If your baby is born with a SCT, she will undergo surgery to remove the mass and reconstruct the perineum after birth. Your baby should do very well.
A small number of babies, however, experience progressive enlargement of the tumor very quickly prior to birth, which can lead to heart failure (hydrops). If this happens to your baby, the doctor may recommend prenatal intervention.

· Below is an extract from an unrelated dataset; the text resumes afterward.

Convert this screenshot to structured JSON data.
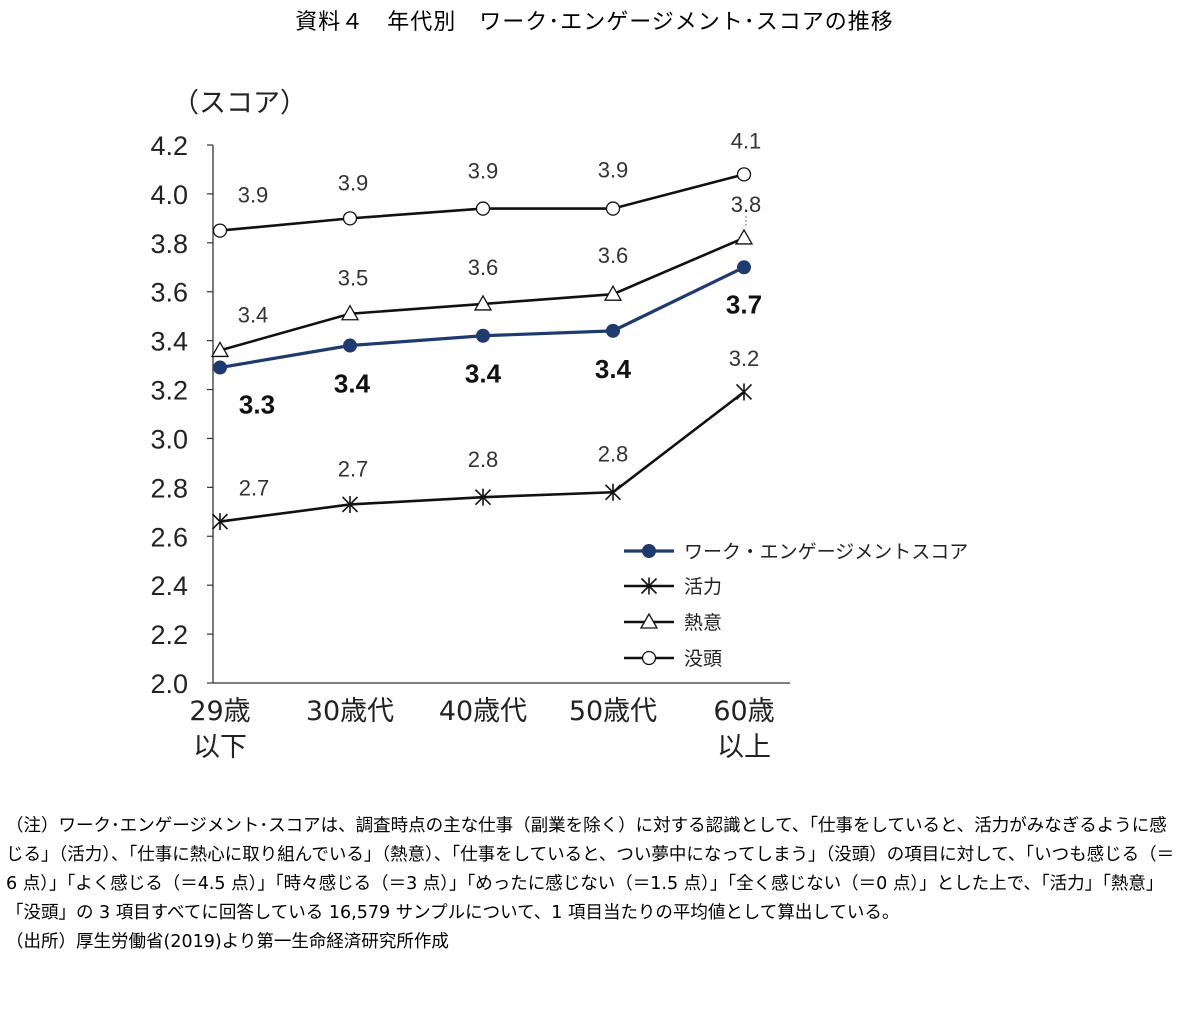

There are two types of prenatal interventions:
- Open fetal surgery - The mother's uterus is opened, and the baby is taken out of the uterus, and, while the fetus is still attached to and sustained by the mother's placenta, the tumor is removed. The fetus is then returned to the mother's uterus to be carried as close to term as possible. Open fetal surgery can cause preterm labor and early delivery, so mothers are monitored closely after surgery.
- Radio-frequency ablation- During this procedure, a needle is placed into the mother's uterus and into the tumor. Radio-frequency waves are sent through the needle to destroy the blood vessels that lead to the tumor. Without blood flow to the tumor, it does not grow and the risk of heart failure goes down. After delivery of the baby, the mass is completely removed in the operating room, and reconstruction is performed if needed.
What happens after delivery to babies who underwent fetal surgery?
Some reconstructive surgery to properly close the perineum may be needed. Fetal skin is remarkably resilient and may heal on its own without any scarring.
Depending on the development of the tumor's cells, no further treatment may be needed, or your child's physician may determine that chemotherapy may be necessary.